Demonstration 2: Planning the first move

In this demonstration the decision of the initiating agent on the first move is examined. Once again, the clarification subtree has been omitted for the moment. The game tree is described in figure 4.5.

Figure 4.5: Game tree for the first agents choice without clarification

There are two alternatives available - ask- ambiguous and ask- unambiguous. For evaluating the tree (see Section 2.13), the first agent must evaluate the second agent's decision at level 2, and then evaluate the chosen branch of the tree using level 1. In particular, from the first agent's perspective, the chance node at the third move is evaluated at level 1, whereas when the first agent takes the second agent's perspective, it is evaluated at level 3.

ask-unambiguous has a straightforward utility value:

$$\begin{split}&u(au) + u(lcs) + u(ucs) + reward \\ = &-10 - 10 + 0 + 100 \\ = &80 \end{split}$$ (4.6)

On the other hand, ask-ambiguous is more complicated, because the responding agent's decision changes with the decision surface at $p = 0.5$. There are thus two cases:

if $p < 0.5$

$$\begin{split}&u(aa) + u(lbs) + reward \\ = &-5 - 10 + 80 \\ = &65 \\ \end{split}$$ (4.7)

if $p > 0.5$

$$\begin{split}&u(aa) + u(lcs) + reward \\ = &-5 - 10 - 100 \\ = &85 \end{split}$$ (4.8)

Therefore, when $p < 0.5$ the non-risky alternative (80) is better than the risky alternative (65). On the other hand, if $p > 0.5$, the risky alternative (85) is better than the non-risky alternative (80) . It might then be expected that the utility curve is a step function. It is not quite, because estimation error comes in to play. Near the decision surface, estimation error causes the responding agent's decision to spill across the surface. For instance, if $p$ is estimated at 0.55, it is quite possible that the actual value is 0.45, resulting in a different choice and a different utility value. Using four degrees of estimation error, corresponding with 2, 8, 32, and 128 samples, the sampling version of the planner obtained the curves in figure 4.6

Figure 4.6: Utility of strategies against P(intend(car-spanner))

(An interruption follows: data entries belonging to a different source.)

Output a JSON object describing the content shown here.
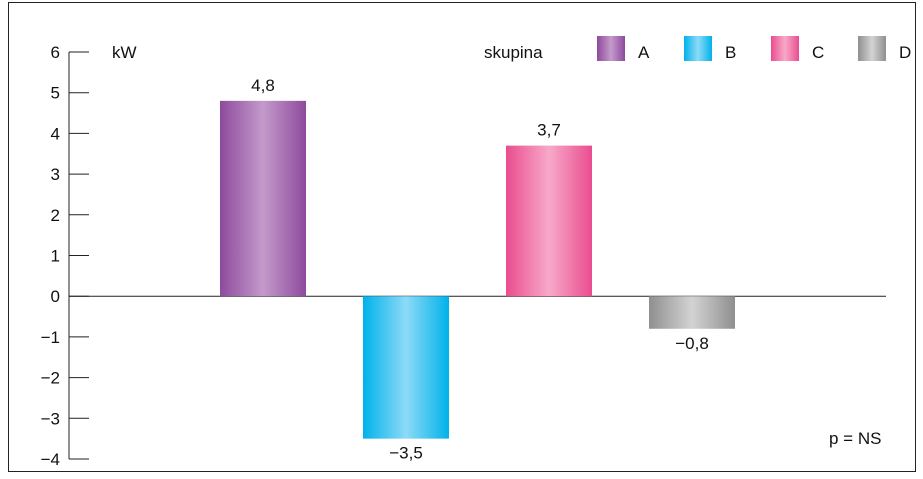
{
  "chart_data": {
    "type": "bar",
    "categories": [
      "A",
      "B",
      "C",
      "D"
    ],
    "values": [
      4.8,
      -3.5,
      3.7,
      -0.8
    ],
    "data_labels": [
      "4,8",
      "−3,5",
      "3,7",
      "−0,8"
    ],
    "ylabel": "kW",
    "ylim": [
      -4,
      6
    ],
    "yticks": [
      6,
      5,
      4,
      3,
      2,
      1,
      0,
      -1,
      -2,
      -3,
      -4
    ],
    "ytick_labels": [
      "6",
      "5",
      "4",
      "3",
      "2",
      "1",
      "0",
      "−1",
      "−2",
      "−3",
      "−4"
    ],
    "legend": {
      "title": "skupina",
      "placement": "top-right",
      "entries": [
        "A",
        "B",
        "C",
        "D"
      ]
    },
    "annotation": "p = NS",
    "colors": {
      "A": [
        "#8e4a9c",
        "#c49acb"
      ],
      "B": [
        "#00b2ea",
        "#8ddaf7"
      ],
      "C": [
        "#ea4d8f",
        "#f7a9c9"
      ],
      "D": [
        "#8f8f8f",
        "#d3d3d3"
      ]
    },
    "grid": false
  }
}
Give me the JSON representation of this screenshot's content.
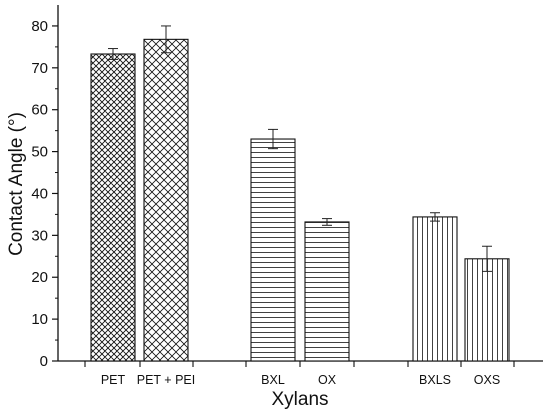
{
  "chart_data": {
    "type": "bar",
    "xlabel": "Xylans",
    "ylabel": "Contact Angle (°)",
    "ylim": [
      0,
      85
    ],
    "yticks": [
      0,
      10,
      20,
      30,
      40,
      50,
      60,
      70,
      80
    ],
    "grid": false,
    "categories": [
      "PET",
      "PET + PEI",
      "BXL",
      "OX",
      "BXLS",
      "OXS"
    ],
    "values": [
      73.3,
      76.8,
      53.0,
      33.2,
      34.4,
      24.4
    ],
    "errors": [
      1.3,
      3.2,
      2.3,
      0.8,
      1.0,
      3.0
    ],
    "patterns": [
      "crosshatch-dense",
      "crosshatch",
      "horizontal",
      "horizontal",
      "vertical",
      "vertical"
    ]
  }
}
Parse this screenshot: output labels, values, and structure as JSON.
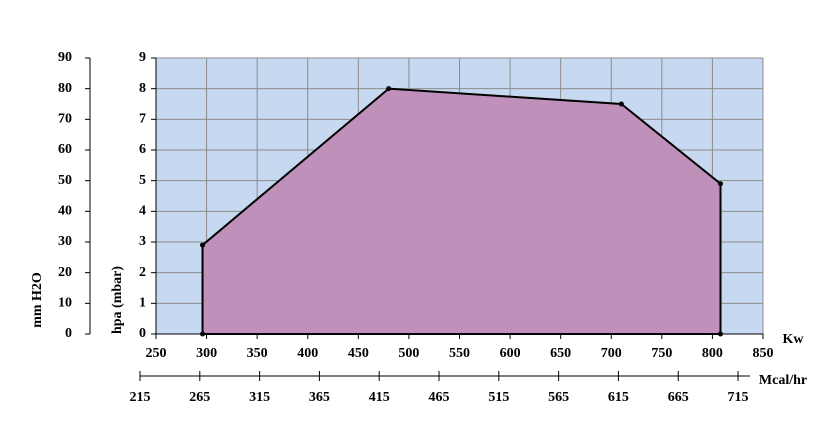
{
  "chart_data": {
    "type": "area",
    "x": [
      296,
      296,
      480,
      710,
      808,
      808
    ],
    "values": [
      0,
      2.9,
      8,
      7.5,
      4.9,
      0
    ],
    "fill": "#bf90b9",
    "line_color": "#000000",
    "background": "#c6d9f0",
    "grid": true,
    "xlabel": "Kw",
    "xlim": [
      250,
      850
    ],
    "xticks": [
      250,
      300,
      350,
      400,
      450,
      500,
      550,
      600,
      650,
      700,
      750,
      800,
      850
    ],
    "ylabel": "hpa (mbar)",
    "ylim": [
      0,
      9
    ],
    "yticks": [
      0,
      1,
      2,
      3,
      4,
      5,
      6,
      7,
      8,
      9
    ],
    "y2label": "mm H2O",
    "y2lim": [
      0,
      90
    ],
    "y2ticks": [
      0,
      10,
      20,
      30,
      40,
      50,
      60,
      70,
      80,
      90
    ],
    "x2label": "Mcal/hr",
    "x2lim": [
      215,
      725
    ],
    "x2ticks": [
      215,
      265,
      315,
      365,
      415,
      465,
      515,
      565,
      615,
      665,
      715
    ]
  }
}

The spill is clearly evident in the plot, and has a significant effect on the decision of the agent since the step is so abrupt. For a naive agent, who has only experienced two samples, the decision surface is not at 0.5 but past 0.7. As the number of samples increases, the curve approaches the step function form that was expected of an agent with no estimation error. This demonstration confirms that error estimation, as well as probabilistic reasoning, plays an important role in dialogue decisions. Error estimation also has some effect on the utility curve. Notice that the area under the curve is somewhat greater as $n$ becomes larger. This increased area provides extra impetus for the agent to engage in a dialogue, since what is learned during it improves the agent's performance in later dialogues. The most straightforward way to compute the impetus would be to compute deeper game trees, so that the current dialogue, and the later ones, are accounted for within one game tree. To do so may require algorithms that limit the combinatorial explosion of the game tree, outlined in Section 3.4.9. For example, many instances of the spanner dialogue could be joined to produce a long chain. This approach could also be used to evaluate explicit user model acquisition questions, which can be used when the user is introduced to the system, but whose value is obtained slowly over the course of future dialogues. In general, it makes sense for the planner to plan not just the immediate dialogue, but to construct very deep game trees, so that the value of a belief that is learned about now can be checked by also making evaluations using that belief in the rest of the game tree. Further discussion of this idea is left to the future work section in Chapter 6.